Dire tout sauf l’essentiel
Karim Rissouli a été journaliste sur France Inter, et a co-écrit un livre sur Martine Aubry. Cette année, il est chroniqueur politique au Grand Journal de Canal Plus. Or, dans cette activité, il a fait preuve vendredi soir d’une pudeur surprenante.
Il traitait en effet d’Aymeric Chauprade, qui, selon « Valeurs actuelles », hebdomadaire très à droite et bien renseigné, a révélé son adhésion, en septembre, au Rassemblement Bleu Marine, mouvement dont le but est d’attirer vers le Front National ceux des Français qui ne veulent pas prendre carrément leur carte de ce parti. Le site Internet du « Figaro » a déjà mentionné que Chauprade fait partie de l’équipe de Marine Le Pen, et la lettre électronique « Maghreb Confidentiel » affirme qu’il va devenir son conseiller pour les relations internationales.
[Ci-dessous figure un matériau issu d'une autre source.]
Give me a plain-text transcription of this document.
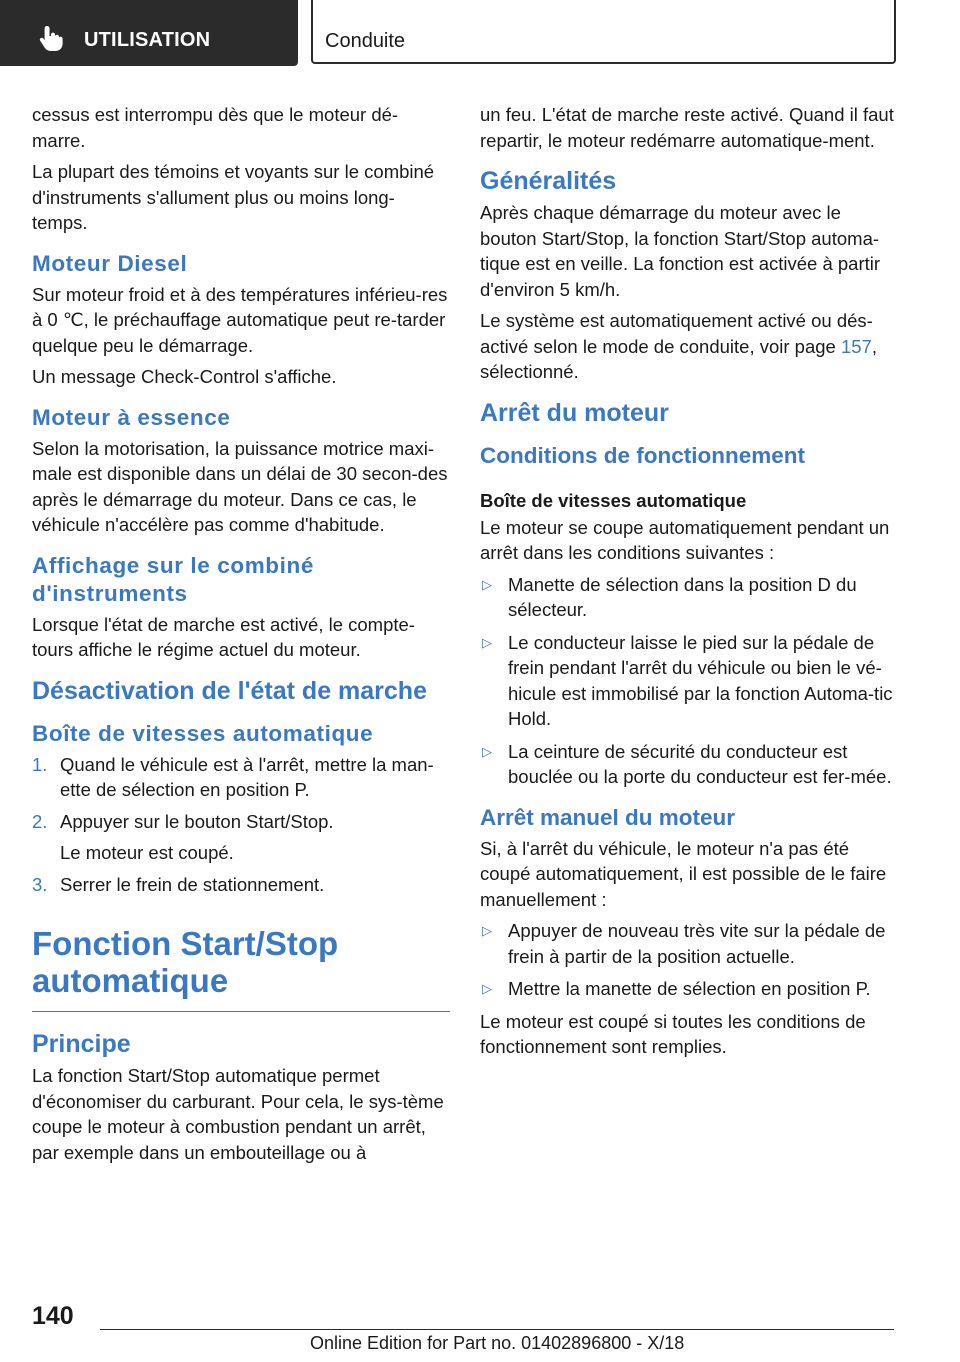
UTILISATION	Conduite

cessus est interrompu dès que le moteur dé-marre.

La plupart des témoins et voyants sur le combiné d'instruments s'allument plus ou moins long-temps.

Moteur Diesel

Sur moteur froid et à des températures inférieu-res à 0 ℃, le préchauffage automatique peut re-tarder quelque peu le démarrage.

Un message Check-Control s'affiche.

Moteur à essence

Selon la motorisation, la puissance motrice maxi-male est disponible dans un délai de 30 secon-des après le démarrage du moteur. Dans ce cas, le véhicule n'accélère pas comme d'habitude.

Affichage sur le combiné d'instruments

Lorsque l'état de marche est activé, le compte-tours affiche le régime actuel du moteur.

Désactivation de l'état de marche
Boîte de vitesses automatique
1. Quand le véhicule est à l'arrêt, mettre la man-ette de sélection en position P.
2. Appuyer sur le bouton Start/Stop.
Le moteur est coupé.
3. Serrer le frein de stationnement.
Fonction Start/Stop automatique
Principe

La fonction Start/Stop automatique permet d'économiser du carburant. Pour cela, le sys-tème coupe le moteur à combustion pendant un arrêt, par exemple dans un embouteillage ou à

un feu. L'état de marche reste activé. Quand il faut repartir, le moteur redémarre automatique-ment.

Généralités

Après chaque démarrage du moteur avec le bouton Start/Stop, la fonction Start/Stop automa-tique est en veille. La fonction est activée à partir d'environ 5 km/h.

Le système est automatiquement activé ou dés-activé selon le mode de conduite, voir page 157, sélectionné.

Arrêt du moteur
Conditions de fonctionnement
Boîte de vitesses automatique

Le moteur se coupe automatiquement pendant un arrêt dans les conditions suivantes :

▷ Manette de sélection dans la position D du sélecteur.
▷ Le conducteur laisse le pied sur la pédale de frein pendant l'arrêt du véhicule ou bien le vé-hicule est immobilisé par la fonction Automa-tic Hold.
▷ La ceinture de sécurité du conducteur est bouclée ou la porte du conducteur est fer-mée.
Arrêt manuel du moteur

Si, à l'arrêt du véhicule, le moteur n'a pas été coupé automatiquement, il est possible de le faire manuellement :

▷ Appuyer de nouveau très vite sur la pédale de frein à partir de la position actuelle.
▷ Mettre la manette de sélection en position P.

Le moteur est coupé si toutes les conditions de fonctionnement sont remplies.

140
Online Edition for Part no. 01402896800 - X/18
Il sera d’ailleurs candidat du parti facho aux prochaines élections européennes. Ainsi, aucune ambigüité, Chauprade est de ce bord que nous affectionnons tous.
Vendredi soir, donc, Rissouli a parlé de ce qui précède. Je m’attendais par conséquent que ce grand journaliste ajoute ce détail pas négligeable : Chauprade s’est mis AUSSI au service de Mohammed VI, roi du Maroc, en vue de défendre aux Nations Unies la thèse marocaine affirmant que le Sahara Occidental, jadis colonie espagnole, appartient au Maroc. Il a même le titre ronflant d’« expert royal pour le Sahara occidental ». Pour plus de précisions sur ce personnage, lire cet article très documenté. Mais ce que l’article ne dit pas, c’est l’histoire de la mainmise du Maroc sur le Sahara Occidental.
Le précédent roi du Maroc, Hassan II, père de Mohammed VI, était dénué de scrupules, et revendiquait la possession du Sahara Occidental, très riche en phosphates. Il avait plusieurs fois, mais en vain, réclamé que l’Espagne le « restitue » au Maroc. Il faut dire que l’Espagne annexe déjà trois territoires marocains, Ifni dans le sud, Ceuta et Melilla dans le nord, et que, pour ne pas les rendre, elle-même argüe que l’Angleterre possède Gibraltar, sur le territoire espagnol. Beau raisonnement... Si bien qu’en 1975, alors que le dictateur espagnol, le général Franco, était à l’agonie, Hassan II sauta sur l’occasion et fit envahir le Sahara convoité par une armée de trois cent cinquante mille lycéens et chômeurs marocains, non armés, manifestation qui fut baptisée La Marche verte, et à laquelle le pouvoir espagnol, dont on ne savait plus qui l’incarnait, ne réagit pas : il n’allait pas se coller une guerre sur le dos, pour une lointaine colonie qui ne l’intéresssait plus tellement.
Le Sahara Occidental fut donc colonisé par le Maroc à son tour, et, bien que la Cour Internationale de La Haye ait donné tort au Maroc, le territoire fut annexé définitivement. Le roi passa le reste de son règne à promettre qu’il y organiserait un référendum d’autodétermination, mais cette consultation n’eut jamais lieu, et son fils a repris le flambeau... avec la complicité de quelques Français, dont Chauprade.
La question que je me posais en commençant est donc : pourquoi le journaliste Rissouli a-t-il fait motus là-dessus ? Pour ne pas gêner Jamel Debbouze, qui est d’origine marocaine et se trouvait en face de lui à la table du Grand Journal ? Ces gens sont d’une exquise urbanité.